Une houle continuelle agitait cette multitude. Des dromadaires, tout barbouillés de goudron comme des navires, renversaient les femmes qui portaient leurs enfants sur la hanche. Les provisions dans les couffes se répandaient; on écrasait en marchant des morceaux de sel, des paquets de gomme, des dattes pourries, des noix de gourou; – et parfois, sur des seins couverts de vermine, pendait à un mince cordon quelque diamant qu'avaient cherché les satrapes, une pierre presque fabuleuse et suffisante pour acheter un empire. Ils ne savaient même pas, la plupart, ce qu'ils désiraient. Une fascination, une curiosité les poussait; des Nomades qui n'avaient jamais vu de ville étaient effrayés par l'ombre des murailles.

L'isthme disparaissait maintenant sous les hommes; cette longue surface, où les tentes faisaient comme des cabanes dans une inondation, s'étalait jusqu'aux premières lignes des autres Barbares, toutes ruisselantes de fer et symétriquement établies sur les deux flancs de l'aqueduc.

Les Carthaginois se trouvaient encore dans l'effroi de leur arrivée, quand ils aperçurent, venant droit vers eux, comme des monstres et comme des édifices, – avec leurs mâts, leurs bras, leurs cordages, leurs articulations, leurs chapiteaux et leurs carapaces, – les machines de siège, qu'envoyaient les villes tyriennes: soixante carrobalistes, quatre-vingts onagres, trente scorpions, cinquante tollénones, douze béliers et trois gigantesques catapultes qui lançaient des morceaux de roche du poids de quinze talents. Des masses d'hommes les poussaient, cramponnés à leur base; à chaque pas un frémissement les secouait; elles arrivèrent ainsi jusqu'en face des murs.

Il fallait plusieurs jours encore pour finir les préparatifs du siège. Les Mercenaires, instruits par leurs défaites, ne voulaient point se risquer dans des engagements inutiles; – et, de part et d'autre, on n'avait aucune hâte, sachant bien qu'une action terrible allait s'ouvrir et qu'il en résulterait une victoire ou une extermination complète.

Carthage pouvait longtemps résister; ses larges murailles offraient une série d'angles rentrants et sortants, disposition avantageuse pour repousser les assauts.
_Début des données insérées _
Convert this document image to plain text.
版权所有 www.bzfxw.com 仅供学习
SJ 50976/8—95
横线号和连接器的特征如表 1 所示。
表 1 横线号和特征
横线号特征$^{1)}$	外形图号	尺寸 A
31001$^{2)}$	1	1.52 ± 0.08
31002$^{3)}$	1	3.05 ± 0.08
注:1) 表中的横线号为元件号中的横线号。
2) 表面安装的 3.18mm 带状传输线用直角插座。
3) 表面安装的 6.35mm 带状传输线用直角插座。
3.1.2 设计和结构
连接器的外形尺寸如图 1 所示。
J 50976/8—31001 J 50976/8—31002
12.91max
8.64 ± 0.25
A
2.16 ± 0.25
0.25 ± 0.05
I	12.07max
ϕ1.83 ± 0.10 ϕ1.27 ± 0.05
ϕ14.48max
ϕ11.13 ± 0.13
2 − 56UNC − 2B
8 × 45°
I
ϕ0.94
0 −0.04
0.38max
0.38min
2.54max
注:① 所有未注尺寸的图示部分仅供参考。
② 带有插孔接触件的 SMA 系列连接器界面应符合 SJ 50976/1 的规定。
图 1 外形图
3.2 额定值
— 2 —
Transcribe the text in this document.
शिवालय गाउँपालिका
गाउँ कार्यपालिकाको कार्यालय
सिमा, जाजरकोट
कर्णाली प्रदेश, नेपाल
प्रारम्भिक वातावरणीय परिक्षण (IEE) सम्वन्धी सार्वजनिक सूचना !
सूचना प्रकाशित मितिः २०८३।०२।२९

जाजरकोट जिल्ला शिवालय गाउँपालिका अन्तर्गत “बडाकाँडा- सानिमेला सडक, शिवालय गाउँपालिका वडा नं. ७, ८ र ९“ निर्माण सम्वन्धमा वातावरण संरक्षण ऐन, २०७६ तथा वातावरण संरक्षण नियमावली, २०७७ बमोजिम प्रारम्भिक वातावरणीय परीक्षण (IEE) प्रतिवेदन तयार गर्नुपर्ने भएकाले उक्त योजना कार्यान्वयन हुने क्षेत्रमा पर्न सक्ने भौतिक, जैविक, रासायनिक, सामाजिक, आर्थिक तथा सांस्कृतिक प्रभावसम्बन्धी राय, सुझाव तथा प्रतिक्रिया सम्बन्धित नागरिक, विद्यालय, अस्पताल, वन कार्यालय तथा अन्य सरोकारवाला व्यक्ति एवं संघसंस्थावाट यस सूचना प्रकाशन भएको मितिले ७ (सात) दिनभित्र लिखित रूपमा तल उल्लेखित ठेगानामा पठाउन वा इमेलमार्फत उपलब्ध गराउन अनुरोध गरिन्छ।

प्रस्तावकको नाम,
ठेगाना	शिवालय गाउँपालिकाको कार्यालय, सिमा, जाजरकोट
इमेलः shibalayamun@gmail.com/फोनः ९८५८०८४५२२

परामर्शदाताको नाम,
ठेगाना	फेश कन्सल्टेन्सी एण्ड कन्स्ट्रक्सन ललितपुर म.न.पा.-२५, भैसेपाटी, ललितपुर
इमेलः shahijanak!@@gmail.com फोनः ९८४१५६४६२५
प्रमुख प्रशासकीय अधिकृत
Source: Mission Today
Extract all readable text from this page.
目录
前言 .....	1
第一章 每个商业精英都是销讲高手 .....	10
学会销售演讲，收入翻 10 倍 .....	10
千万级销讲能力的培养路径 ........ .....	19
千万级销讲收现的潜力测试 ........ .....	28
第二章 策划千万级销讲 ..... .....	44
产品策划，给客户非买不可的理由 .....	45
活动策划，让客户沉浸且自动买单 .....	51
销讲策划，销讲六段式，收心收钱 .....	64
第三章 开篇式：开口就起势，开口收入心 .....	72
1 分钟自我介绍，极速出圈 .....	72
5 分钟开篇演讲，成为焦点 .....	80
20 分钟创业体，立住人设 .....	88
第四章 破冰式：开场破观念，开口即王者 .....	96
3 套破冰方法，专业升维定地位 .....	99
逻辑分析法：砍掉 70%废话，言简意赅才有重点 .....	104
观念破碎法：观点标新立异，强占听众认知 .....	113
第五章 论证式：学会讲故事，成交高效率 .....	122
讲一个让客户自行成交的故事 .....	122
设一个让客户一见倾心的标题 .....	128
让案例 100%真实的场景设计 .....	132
Du côté des catacombes, une portion s'était écroulée, – et par les nuits obscures, entre les blocs disjoints, on apercevait des lumières dans les bouges de Malqua. Ils dominaient en de certains endroits la hauteur des remparts. C'était là que vivaient, avec leurs nouveaux époux, les femmes des Mercenaires chassées par Mâtho. En les revoyant, leur cœur n'y tint plus. Elles agitèrent de loin leurs écharpes; puis elles venaient, dans les ténèbres, causer avec les soldats par la fente du mur, et le Grand-Conseil apprit un matin que toutes s'étaient enfuies. Les unes avaient passé entre les pierres; d'autres, plus intrépides, étaient descendues avec des cordes.

Enfin, Spendius résolut d'accomplir son projet.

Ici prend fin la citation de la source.